Based on the Leptinotarsa decemlineata transcriptome dataset and the GenBank sequences, 70 novel carboxylesterases and 2 acetylcholinesterases were found. The 72 members belong to a multifunctional carboxylesterase/cholinesterase superfamily (CCE). A phylogenetic tree including the 72 LdCCEs and the CCEs from Tribolium castaneum, Drosophila melanogaster and Apis mellifera revealed that all CCEs fell into three main phylogenetic groups: dietary/detoxification, hormone/semiochemical processing, and neurodevelopmental classes. Numbers of L. decemlineata CCEs in the three classes were 52, 12 and 8, respectively. The dietary/detoxification class includes two clades: coleopteran xenobiotic metabolizing and α-esterase type CCEs. CCEs in the two clades have independently expanded in L. decemlineata. The hormone/semiochemical processing class has three clades: integument CCEs, β- and pheromone CCEs and juvenile hormone CCEs. Integument CCEs in L. decemlineata have also expanded. The neurodevelopmental CCEs are implicated the most ancient class, containing acetylcholinesterase, neuroligin, neurotactin, glutactin, gliotactin and others. Among the 70 novel CCE genes, KM220566, KM220530, KM220576, KM220527 and KM220541 were fipronil-inducible, and KM220578, KM220566, KM220542, KM220564, KM220561, KM220554, KM220527, KM220538 and KM220541 were cyhalothrin-inducible. They were the candidates involving in insecticide detoxification. Moreover, our results also provided a platform to understand the functions and evolution of L. decemlineata CCE genes.

Knockdown of a nutrient amino acid transporter gene LdNAT1 reduces free neutral amino acid contents and impairs Leptinotarsa decemlineata pupation

A Leptinotarsa decemlineata SLC6 NAT gene (LdNAT1) was cloned. LdNAT1 was highly expressed in the larval alimentary canal especially midgut. LdNAT1 mRNA levels were high right after the molt and low just before the molt. JH and a JH analog pyriproxyfen activated LdNAT1 expression. RNAi of an allatostatin gene LdAS-C increased JH and upregulated LdNAT1 transcription.
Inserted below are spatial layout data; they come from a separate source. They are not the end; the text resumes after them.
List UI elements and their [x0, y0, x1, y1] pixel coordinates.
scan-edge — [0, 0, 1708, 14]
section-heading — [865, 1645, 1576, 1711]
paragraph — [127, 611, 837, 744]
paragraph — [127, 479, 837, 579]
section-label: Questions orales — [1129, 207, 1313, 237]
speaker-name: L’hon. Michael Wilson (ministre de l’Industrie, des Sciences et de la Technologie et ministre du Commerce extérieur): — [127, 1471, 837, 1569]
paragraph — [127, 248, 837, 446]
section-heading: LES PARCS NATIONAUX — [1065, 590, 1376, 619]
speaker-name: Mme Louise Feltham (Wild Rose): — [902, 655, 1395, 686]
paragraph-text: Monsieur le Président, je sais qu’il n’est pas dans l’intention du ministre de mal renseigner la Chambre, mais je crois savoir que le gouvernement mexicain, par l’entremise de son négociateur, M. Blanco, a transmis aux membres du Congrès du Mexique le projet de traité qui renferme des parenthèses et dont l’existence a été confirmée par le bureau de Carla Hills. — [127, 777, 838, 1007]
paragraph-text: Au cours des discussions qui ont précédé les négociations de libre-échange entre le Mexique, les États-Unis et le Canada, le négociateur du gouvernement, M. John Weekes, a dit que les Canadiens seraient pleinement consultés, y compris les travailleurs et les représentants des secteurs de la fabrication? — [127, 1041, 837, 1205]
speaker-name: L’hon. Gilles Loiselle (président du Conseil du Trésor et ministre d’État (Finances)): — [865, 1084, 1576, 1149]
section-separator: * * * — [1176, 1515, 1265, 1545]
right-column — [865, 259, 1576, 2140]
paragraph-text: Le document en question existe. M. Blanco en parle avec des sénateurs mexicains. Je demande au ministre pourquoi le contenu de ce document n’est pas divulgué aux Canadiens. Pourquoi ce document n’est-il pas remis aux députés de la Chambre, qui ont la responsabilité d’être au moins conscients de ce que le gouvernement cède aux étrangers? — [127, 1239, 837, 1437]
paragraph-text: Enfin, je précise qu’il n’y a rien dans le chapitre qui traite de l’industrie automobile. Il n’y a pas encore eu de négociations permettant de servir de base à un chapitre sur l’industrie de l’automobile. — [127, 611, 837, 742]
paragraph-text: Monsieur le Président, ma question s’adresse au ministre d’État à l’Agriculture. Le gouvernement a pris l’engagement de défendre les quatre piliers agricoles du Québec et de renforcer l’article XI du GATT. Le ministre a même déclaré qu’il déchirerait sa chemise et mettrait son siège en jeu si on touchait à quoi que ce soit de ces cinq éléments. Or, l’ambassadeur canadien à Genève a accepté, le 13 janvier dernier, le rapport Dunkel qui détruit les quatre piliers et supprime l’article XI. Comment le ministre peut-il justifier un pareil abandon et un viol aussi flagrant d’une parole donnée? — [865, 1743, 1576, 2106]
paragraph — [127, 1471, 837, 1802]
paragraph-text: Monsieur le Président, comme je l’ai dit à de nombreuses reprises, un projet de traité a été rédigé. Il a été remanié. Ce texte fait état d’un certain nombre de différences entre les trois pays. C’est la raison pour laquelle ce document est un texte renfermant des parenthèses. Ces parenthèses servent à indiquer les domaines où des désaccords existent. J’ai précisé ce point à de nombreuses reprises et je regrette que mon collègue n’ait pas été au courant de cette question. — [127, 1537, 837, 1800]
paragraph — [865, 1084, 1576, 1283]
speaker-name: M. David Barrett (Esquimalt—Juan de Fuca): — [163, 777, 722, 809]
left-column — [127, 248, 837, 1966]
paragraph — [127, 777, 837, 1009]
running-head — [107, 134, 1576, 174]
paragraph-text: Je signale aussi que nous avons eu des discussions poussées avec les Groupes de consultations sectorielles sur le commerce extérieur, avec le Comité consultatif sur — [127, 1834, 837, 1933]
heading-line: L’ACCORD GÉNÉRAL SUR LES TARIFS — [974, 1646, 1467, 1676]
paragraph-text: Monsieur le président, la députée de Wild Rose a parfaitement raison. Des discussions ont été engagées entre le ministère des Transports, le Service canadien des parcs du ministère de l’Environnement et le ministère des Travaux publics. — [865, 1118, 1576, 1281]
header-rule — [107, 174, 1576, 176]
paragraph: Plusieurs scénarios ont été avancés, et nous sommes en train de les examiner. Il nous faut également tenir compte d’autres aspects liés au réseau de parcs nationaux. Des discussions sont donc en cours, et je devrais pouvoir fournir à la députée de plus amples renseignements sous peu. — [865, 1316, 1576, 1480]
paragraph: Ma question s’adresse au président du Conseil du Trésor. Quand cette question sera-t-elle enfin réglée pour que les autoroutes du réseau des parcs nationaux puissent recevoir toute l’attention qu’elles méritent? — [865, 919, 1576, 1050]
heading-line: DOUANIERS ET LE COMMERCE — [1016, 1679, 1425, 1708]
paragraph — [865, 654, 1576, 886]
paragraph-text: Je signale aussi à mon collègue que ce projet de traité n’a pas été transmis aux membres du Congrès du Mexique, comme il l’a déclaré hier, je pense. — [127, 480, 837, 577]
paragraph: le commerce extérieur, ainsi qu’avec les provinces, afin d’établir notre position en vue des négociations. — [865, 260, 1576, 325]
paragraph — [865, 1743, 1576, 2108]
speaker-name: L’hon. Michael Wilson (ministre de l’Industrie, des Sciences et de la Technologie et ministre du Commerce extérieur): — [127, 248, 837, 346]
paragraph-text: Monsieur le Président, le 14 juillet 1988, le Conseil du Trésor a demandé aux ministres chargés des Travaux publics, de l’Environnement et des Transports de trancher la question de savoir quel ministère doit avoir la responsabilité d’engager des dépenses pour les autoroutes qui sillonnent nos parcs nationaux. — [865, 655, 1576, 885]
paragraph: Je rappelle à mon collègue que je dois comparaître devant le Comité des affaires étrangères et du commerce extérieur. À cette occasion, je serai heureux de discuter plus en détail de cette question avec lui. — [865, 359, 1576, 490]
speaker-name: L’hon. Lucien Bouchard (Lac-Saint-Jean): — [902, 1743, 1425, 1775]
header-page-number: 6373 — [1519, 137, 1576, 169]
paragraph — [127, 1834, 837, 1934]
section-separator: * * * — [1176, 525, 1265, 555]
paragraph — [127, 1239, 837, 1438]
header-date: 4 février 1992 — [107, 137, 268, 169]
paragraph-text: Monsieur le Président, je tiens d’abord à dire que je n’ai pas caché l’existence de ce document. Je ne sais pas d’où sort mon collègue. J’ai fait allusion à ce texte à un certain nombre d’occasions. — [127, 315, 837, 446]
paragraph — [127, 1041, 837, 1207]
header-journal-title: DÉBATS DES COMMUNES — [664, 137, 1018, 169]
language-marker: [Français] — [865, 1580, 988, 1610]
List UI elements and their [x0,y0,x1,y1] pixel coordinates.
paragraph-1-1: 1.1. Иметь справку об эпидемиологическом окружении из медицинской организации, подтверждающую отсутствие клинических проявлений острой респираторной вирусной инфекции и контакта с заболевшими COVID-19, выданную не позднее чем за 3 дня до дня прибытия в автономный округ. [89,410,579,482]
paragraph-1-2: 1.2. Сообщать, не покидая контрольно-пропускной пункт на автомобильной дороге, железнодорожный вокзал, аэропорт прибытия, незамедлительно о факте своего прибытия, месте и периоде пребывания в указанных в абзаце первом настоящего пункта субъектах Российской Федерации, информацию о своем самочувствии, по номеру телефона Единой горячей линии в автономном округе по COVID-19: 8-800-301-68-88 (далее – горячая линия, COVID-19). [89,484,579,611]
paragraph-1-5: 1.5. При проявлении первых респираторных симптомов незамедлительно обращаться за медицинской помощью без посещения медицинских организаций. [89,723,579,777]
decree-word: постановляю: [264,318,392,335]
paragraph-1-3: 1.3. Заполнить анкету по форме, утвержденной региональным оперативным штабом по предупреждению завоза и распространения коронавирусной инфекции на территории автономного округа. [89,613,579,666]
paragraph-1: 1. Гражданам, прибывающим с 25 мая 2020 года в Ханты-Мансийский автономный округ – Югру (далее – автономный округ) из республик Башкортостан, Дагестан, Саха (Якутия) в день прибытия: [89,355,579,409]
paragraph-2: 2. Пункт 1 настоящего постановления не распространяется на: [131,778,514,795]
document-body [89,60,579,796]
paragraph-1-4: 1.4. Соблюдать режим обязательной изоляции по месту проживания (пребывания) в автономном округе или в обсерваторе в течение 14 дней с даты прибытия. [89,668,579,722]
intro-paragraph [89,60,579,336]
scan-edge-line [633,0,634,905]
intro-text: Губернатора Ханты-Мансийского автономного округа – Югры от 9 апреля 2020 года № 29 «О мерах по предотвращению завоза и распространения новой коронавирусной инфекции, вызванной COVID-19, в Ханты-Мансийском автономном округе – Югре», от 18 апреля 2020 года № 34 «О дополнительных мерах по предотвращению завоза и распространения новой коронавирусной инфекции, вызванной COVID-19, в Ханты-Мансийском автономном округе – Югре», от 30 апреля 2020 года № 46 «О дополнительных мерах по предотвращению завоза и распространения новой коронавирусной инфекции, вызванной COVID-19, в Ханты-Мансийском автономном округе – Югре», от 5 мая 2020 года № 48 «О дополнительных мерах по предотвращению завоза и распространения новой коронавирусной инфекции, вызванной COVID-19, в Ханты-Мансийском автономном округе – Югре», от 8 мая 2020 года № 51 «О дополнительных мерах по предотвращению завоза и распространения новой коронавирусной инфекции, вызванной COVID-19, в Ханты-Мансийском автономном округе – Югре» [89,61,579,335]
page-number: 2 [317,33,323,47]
Conversely, silencing of a JH biosynthesis gene LdJHAMT decreased JH and reduced LdNAT1 expression. Moreover, 20E and an ecdysteroid agonist halofenozide repressed LdNAT1 expression, whereas a decrease in 20E by RNAi of an ecdysteroidogenesis gene LdSHD and disruption of 20E signaling by knockdown of LdE75 and LdFTZ-F1 activated LdNAT1 expression. Thus, LdNAT1 responded to both 20E and JH. Moreover, knockdown of LdNAT1 reduced the contents of cysteine, histidine, isoleucine, leucine, methionine, phenylalanine and serine in the larval bodies and increased the contents of these amino acids in the larval feces. Furthermore, RNAi of LdNAT1 inhibited insulin/target of rapamycin pathway, lowered 20E and JH titers, reduced 20E and JH signaling, retarded larval growth and impaired pupation. These data showed that LdNAT1 was involved in the absorption of several neutral amino acids critical for larval growth and metamorphosis.